We test the accuracy of our non-perspective pose estimation algorithm with the 3D line models shown in Figs. 7 and 8. The 3D line models are reconstructed from 113 (Dataset 01) and 229 (Dataset 02) images respectively. We first do a 3D reconstruction with [26] to get the camera poses (shown in red) and sparse 3D points of the structures. Next, we discard the 3D points and use the camera poses to compute the 3D lines of the structures (shown in blue) using [12]. In our experiments, we emulate a multi-camera system by randomly selecting \(\ge 3\) cameras from the cameras in the 3D models. One of the selected cameras is chosen to be the reference frame of the multi-camera system. The ground truth pose of the multi-camera system, i.e. pose of the reference frame, and the extrinsics of the other cameras in the multi-camera system are computed with the known poses from the 3D reconstruction. The camera poses shown in green from Figs. 7 and 8 are examples of the emulated multi-camera system. The images shown on the left of the 3D line models are the images seen by the selected multi-camera system shown in green. For each emulated multi-camera system, we remove the cameras from the 3D model, find the 2D-3D line correspondences, and compute the pose of the multi-camera system with our non-perspective pose estimation algorithm. The estimated pose is then compared with the ground truth, i.e. pose of the reference frame for evaluation.

Fig. 7.
figure 7

3D Line model from Dataset 01 (113 images) for testing our non-perspective pose estimation algorithm. (Color figure online)

Fig. 8.
figure 8

3D Line model from Dataset 02 [5] (229 images) for testing our non-perspective pose estimation algorithm. (Color figure online)

Table 1 shows the comparisons of the average relative rotational and translational errors from our non-perspective pose estimation algorithm with multi-camera systems that are made up of 3, 5, 10, 20, 25 cameras from both Dataset 01 and 02 respectively. For each multi-camera system, the average rotational and translational errors are computed from 80 sets of randomly selected cameras. We can see that the average errors for both datasets remain low and stable for the different number of cameras in the multi-camera system.

Table 1. Average relative rotational (R Error, Radian) and translational (t Error, No Units) errors for multi-camera systems emulated with 3, 5, 10, 20 and 25 cameras from datasets 01 and 02 respectively.
Table 2. Comparisons of the average relative rotational (R Error, Radian) and translational (t Error, No Units) errors from our algorithm, and [20, 28] for one camera.
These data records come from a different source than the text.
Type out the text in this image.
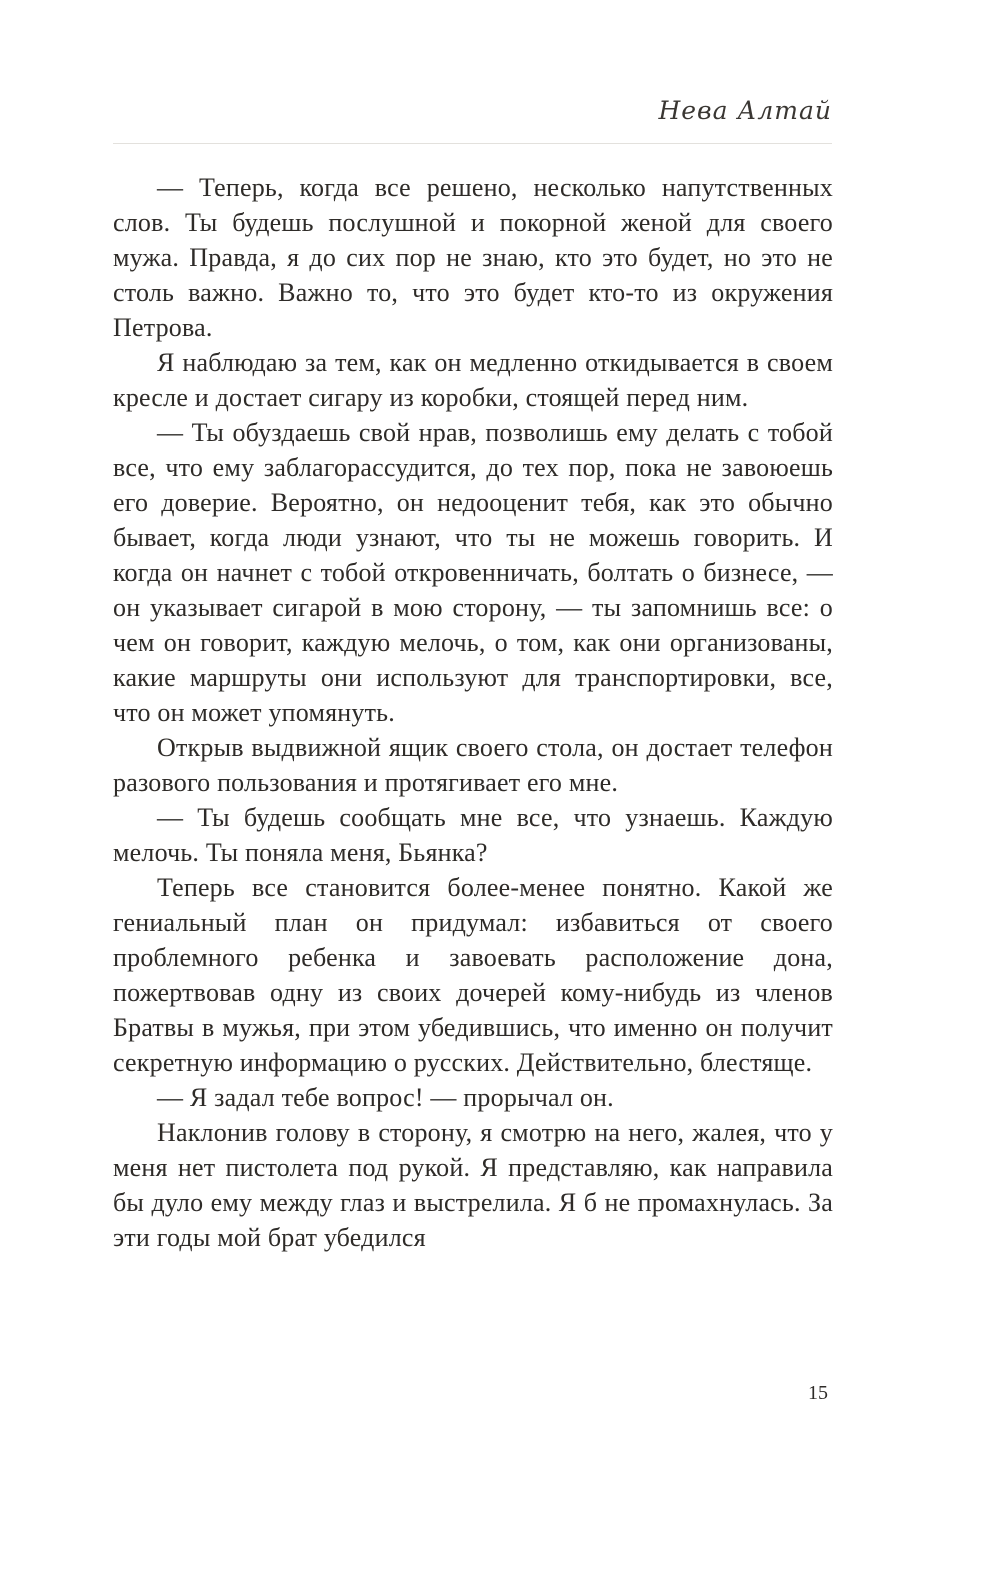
Нева Алтай

— Теперь, когда все решено, несколько напутственных слов. Ты будешь послушной и покорной женой для своего мужа. Правда, я до сих пор не знаю, кто это будет, но это не столь важно. Важно то, что это будет кто-то из окружения Петрова.

Я наблюдаю за тем, как он медленно откидывается в своем кресле и достает сигару из коробки, стоящей перед ним.

— Ты обуздаешь свой нрав, позволишь ему делать с тобой все, что ему заблагорассудится, до тех пор, пока не завоюешь его доверие. Вероятно, он недооценит тебя, как это обычно бывает, когда люди узнают, что ты не можешь говорить. И когда он начнет с тобой откровенничать, болтать о бизнесе, — он указывает сигарой в мою сторону, — ты запомнишь все: о чем он говорит, каждую мелочь, о том, как они организованы, какие маршруты они используют для транспортировки, все, что он может упомянуть.

Открыв выдвижной ящик своего стола, он достает телефон разового пользования и протягивает его мне.

— Ты будешь сообщать мне все, что узнаешь. Каждую мелочь. Ты поняла меня, Бьянка?

Теперь все становится более-менее понятно. Какой же гениальный план он придумал: избавиться от своего проблемного ребенка и завоевать расположение дона, пожертвовав одну из своих дочерей кому-нибудь из членов Братвы в мужья, при этом убедившись, что именно он получит секретную информацию о русских. Действительно, блестяще.

— Я задал тебе вопрос! — прорычал он.

Наклонив голову в сторону, я смотрю на него, жалея, что у меня нет пистолета под рукой. Я представляю, как направила бы дуло ему между глаз и выстрелила. Я б не промахнулась. За эти годы мой брат убедился

15
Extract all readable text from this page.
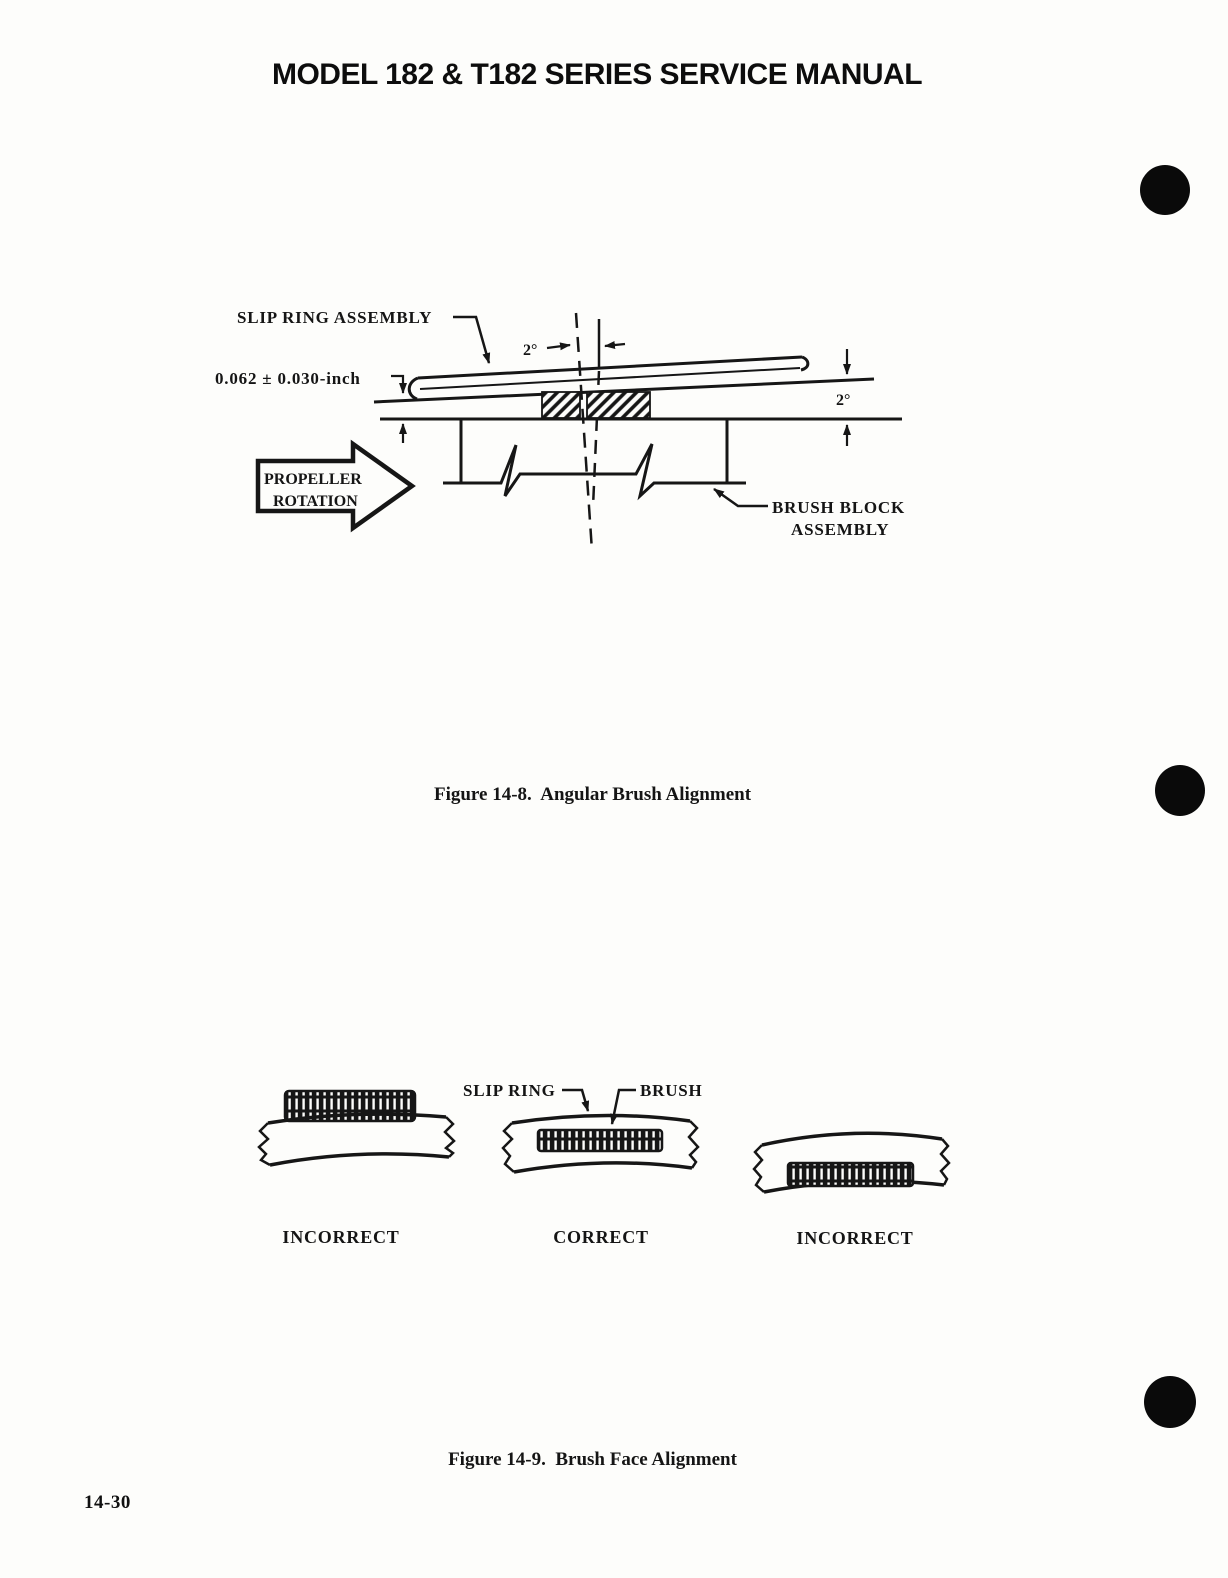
MODEL 182 & T182 SERIES SERVICE MANUAL
SLIP RING ASSEMBLY
2°
0.062 ± 0.030-inch
2°
BRUSH BLOCK
ASSEMBLY
PROPELLER
ROTATION
Figure 14-8.  Angular Brush Alignment
SLIP RING	BRUSH
INCORRECT	CORRECT	INCORRECT
Figure 14-9.  Brush Face Alignment
14-30
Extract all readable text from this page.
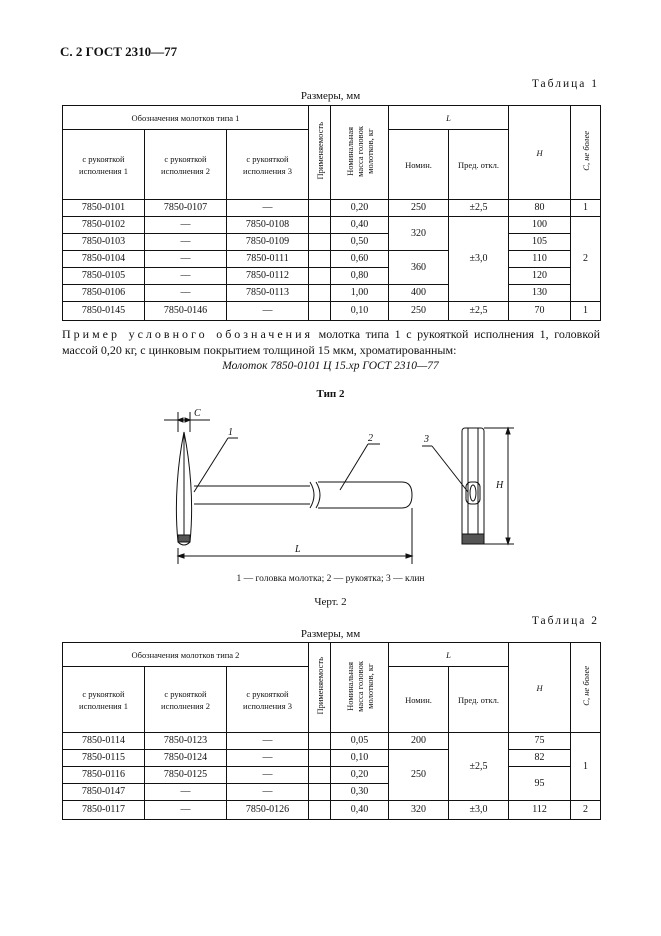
С. 2 ГОСТ 2310—77
Таблица 1
Размеры, мм
Обозначения молотков типа 1			Применяемость	Номинальная
масса головок
молотков, кг	L		H	C, не более
с рукояткой исполнения 1	с рукояткой исполнения 2	с рукояткой исполнения 3			Номин.	Пред. откл.		
7850-0101	7850-0107	—		0,20	250	±2,5	80	1
7850-0102	—	7850-0108		0,40	320	±3,0	100	2
7850-0103	—	7850-0109		0,50			105	
7850-0104	—	7850-0111		0,60	360		110	
7850-0105	—	7850-0112		0,80			120	
7850-0106	—	7850-0113		1,00	400		130	
7850-0145	7850-0146	—		0,10	250	±2,5	70	1
Пример условного обозначения молотка типа 1 с рукояткой исполнения 1, головкой массой 0,20 кг, с цинковым покрытием толщиной 15 мкм, хроматированным:
Молоток 7850-0101 Ц 15.хр ГОСТ 2310—77
Тип 2
C
1
2	3
L
H
1 — головка молотка; 2 — рукоятка; 3 — клин
Черт. 2
Таблица 2
Размеры, мм
Обозначения молотков типа 2			Применяемость	Номинальная
масса головок
молотков, кг	L		H	C, не более
с рукояткой исполнения 1	с рукояткой исполнения 2	с рукояткой исполнения 3			Номин.	Пред. откл.		
7850-0114	7850-0123	—		0,05	200	±2,5	75	1
7850-0115	7850-0124	—		0,10	250		82	
7850-0116	7850-0125	—		0,20			95	
7850-0147	—	—		0,30				
7850-0117	—	7850-0126		0,40	320	±3,0	112	2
Table 2 shows the comparisons of the average relative rotational and translational errors from our algorithm, [20, 28] for the special case of one camera. The average relative rotational and translational errors are computed from 80 randomly selected cameras. We can see that the average errors from our algorithm are small and comparable to [20, 28]. Note that RANSAC is used to eliminate outliers for all the algorithms.

9 Conclusions

We derived the minimal solution for the relatively un-investigated minimal problem of non-perspective pose estimation from line correspondences. We showed that our minimal 3-Line algorithm gives up to eight solutions, and is well-suited for robust estimation with RANSAC. Our algorithm works as a least-squares that takes in more than three line correspondences without any reformulation. In addition, our algorithm does not require initialization in both the minimal 3-Line and least-squares n-Line cases. We further showed that our algorithm works without any need for reformulation under the special case of perspective pose estimation when all line correspondences are observed from one single camera. We verified our algorithms with both simulated and real-world data.